Now I am having trouble with the class because it closes/quits... and I am sure that that class's method show() ( opens for x milliseconds then closes).

I've read this
http://www.qtcentre.org/forum/f-qt-programming-2/t-qapplication-instance-9403.html/?highlight=QApplication
and it says two QApplication can't run at the same time. So how am I going to let the ImageViewer window stay (not instantly quit on show()). ? Because as of now I can't manually close it.. it closes on itself?

Here goes the modified constructor of ImageViewer.

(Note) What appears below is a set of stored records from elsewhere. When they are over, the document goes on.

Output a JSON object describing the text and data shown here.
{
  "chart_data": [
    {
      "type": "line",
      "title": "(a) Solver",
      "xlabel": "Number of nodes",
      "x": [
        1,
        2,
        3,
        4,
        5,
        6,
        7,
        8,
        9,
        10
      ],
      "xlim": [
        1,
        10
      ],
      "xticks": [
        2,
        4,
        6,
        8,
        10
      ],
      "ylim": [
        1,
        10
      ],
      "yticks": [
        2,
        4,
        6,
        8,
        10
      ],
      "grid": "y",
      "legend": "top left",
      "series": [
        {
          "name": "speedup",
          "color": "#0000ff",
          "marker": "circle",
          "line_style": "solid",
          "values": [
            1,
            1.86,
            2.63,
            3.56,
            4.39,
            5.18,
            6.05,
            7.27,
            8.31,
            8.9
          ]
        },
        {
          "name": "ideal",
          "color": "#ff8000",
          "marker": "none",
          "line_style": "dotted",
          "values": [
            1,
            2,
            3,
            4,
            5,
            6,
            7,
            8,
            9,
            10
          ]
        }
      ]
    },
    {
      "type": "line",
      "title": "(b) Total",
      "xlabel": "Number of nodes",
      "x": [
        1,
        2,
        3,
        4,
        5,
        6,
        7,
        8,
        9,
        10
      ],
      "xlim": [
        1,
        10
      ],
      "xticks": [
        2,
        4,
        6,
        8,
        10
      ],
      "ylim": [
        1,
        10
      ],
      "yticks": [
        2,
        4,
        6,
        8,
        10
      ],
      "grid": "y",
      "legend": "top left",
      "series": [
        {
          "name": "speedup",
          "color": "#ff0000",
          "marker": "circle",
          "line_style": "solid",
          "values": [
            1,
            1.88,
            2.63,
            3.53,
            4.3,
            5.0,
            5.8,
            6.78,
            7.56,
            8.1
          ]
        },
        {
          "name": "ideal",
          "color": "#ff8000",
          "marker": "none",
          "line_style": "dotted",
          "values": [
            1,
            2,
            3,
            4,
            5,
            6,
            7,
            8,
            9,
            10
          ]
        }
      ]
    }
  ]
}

ImageViewer::ImageViewer(const QImage *image) {
imageLabel = new QLabel;
imageLabel->setBackgroundRole(QPalette::Base);
imageLabel->setSizePolicy(QSizePolicy::Ignored, QSizePolicy::Ignored);
imageLabel->setScaledContents(true);

scrollArea = new QScrollArea;
scrollArea->setBackgroundRole(QPalette::Dark);
scrollArea->setWidget(imageLabel);
setCentralWidget(scrollArea);

createActions();
createMenus();

setWindowTitle(tr("Image Viewer"));
resize(500, 400);

// this is where the opening of the passed const image starts

if (image->isNull() || image == 0) {
QMessageBox::information(this, tr("Image Viewer"),
tr("Cannot load the image."));
return;
}

QPixmap pixmap = QPixmap::fromImage(*image);

imageLabel->setPixmap(pixmap);
scaleFactor = 1.0;

printAct->setEnabled(true);
fitToWindowAct->setEnabled(true);
updateActions();

if (!fitToWindowAct->isChecked())
imageLabel->adjustSize();

// suddenly closes ! ! !
show();
}


I've also read http://www.qtcentre.org/forum/f-qt-programming-2/t-qgraphicsview-7336.html/?highlight=maptoscene so. how do I NOT destroy the ImageViewer after calling its constructor?

marcel
14th October 2007, 16:11
Oh, now I get it.
You were creating the image viewer on the stack:


ImageViewer imageViewer(&image);


Create it on the heap, so it won't be destroyed as soon as the scope in which you created it ends:


ImageViewer *imageViewer = new ImageViewer(&image);



Or make it a class member.

sincnarf
14th October 2007, 17:07
that was fast.. So basic... I'm really sorry. Getting pressured here. Thanks again

bpetty
1st November 2007, 14:38
This may come over as nitpicking but in my opinion you are doing too much logic in your constructor... from a software engineering standpoint. I *try* to write my constructors such that they only initialize member variables. If I need more than that I will usually write an Init() method. Your case is a little different... modulizing it might be a good start.